Wooldridge, seppur solidale con entrambi i gruppi, rimane un fautore della meritocrazia fatta bene. Crede che il primo tentativo verso un sogno meritocratico sia fallito perché i suoi promotori non erano abbastanza forti. Nel discutere la spinta verso la meritocrazia nel XIX secolo, afferma come “i vecchi atteggiamenti spesso si sono ripresentati, corrompendo gli stessi meritocrati che avrebbero dovuto allontanarli. La borghesia in ascesa scimmiottò il modo di fare dell’élite, mandando i loro figli in scuole antiche, premendo per farli entrare in confraternite esclusive”. È sorprendente quanto poco sia cambiato. Wooldridge cita uno studio che sottolinea come i figli degli ex-alunni hanno più di sei volte maggiori probabilità di ottenere un posto in uno dei college d’élite degli Stati Uniti rispetto a quelli senza legami familiari.
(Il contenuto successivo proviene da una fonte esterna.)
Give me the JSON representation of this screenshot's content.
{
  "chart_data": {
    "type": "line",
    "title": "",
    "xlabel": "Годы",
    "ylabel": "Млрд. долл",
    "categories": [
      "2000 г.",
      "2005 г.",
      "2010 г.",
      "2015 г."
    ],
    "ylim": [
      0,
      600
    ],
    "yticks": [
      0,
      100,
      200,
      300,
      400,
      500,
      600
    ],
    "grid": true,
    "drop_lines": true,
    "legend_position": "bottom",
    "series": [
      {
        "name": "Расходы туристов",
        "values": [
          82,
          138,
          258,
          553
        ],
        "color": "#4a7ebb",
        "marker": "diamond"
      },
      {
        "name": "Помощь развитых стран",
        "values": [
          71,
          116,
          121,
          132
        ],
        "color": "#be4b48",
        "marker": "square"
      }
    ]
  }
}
Durante l’era d’oro degli Stati Uniti, un gruppo di industriali ha avuto così tanto successo nel costruire vaste fortune dal nulla che “alla fine sono diventati una sfida allo spirito meritocratico dell’America” minacciando di ridurre l’accesso al capitale per tutti gli altri. Ma ci fu un improvviso cambiamento morale. L’amministrazione di Teddy Roosevelt rese la tassazione più progressista e fece fallire i trust commerciali. I “baroni” cominciarono a spendere la loro ricchezza in beni pubblici come università e biblioteche. I college della Ivy League sperimentarono l’educazione professionale. Il governo iniziò a misurare coi test le capacità degli aspiranti dipendenti pubblici. Wooldridge è insolitamente vago su ciò che ha fornito l’impulso per questo cambiamento. Sembra semplicemente che sia successo. Questa è un’omissione deludente in un libro altrimenti completo, dato che l’autore ripone le sue speranze per una rinascita della meritocrazia negli anni a venire in un simile rinnovamento morale. Senza tale cambiamento, la sua profezia veneziana per il declino dell’Occidente sembra essere probabile.”

Conclusioni
In un’epoca in cui il valore della competenza (e di conseguenza del merito raggiunto attraverso di essa) è messo in discussione a vari livelli, sociale, politico, economico), la ricerca e l’analisi di Woolrich ci mostra come più che la competenza in sé è il modo in cui è stata usata, disattendendo i principi su cui si fonda la meritocrazia, che andrebbero ripensati. Come? Una domanda interessante per chiunque si occupi di formare, sviluppare, far crescere persone ed organizzazioni  e debba e contribuire a costruire un mondo in cui i Talenti possano trovare le condizioni migliori per fiorire, indipendentemente dalla propria origine.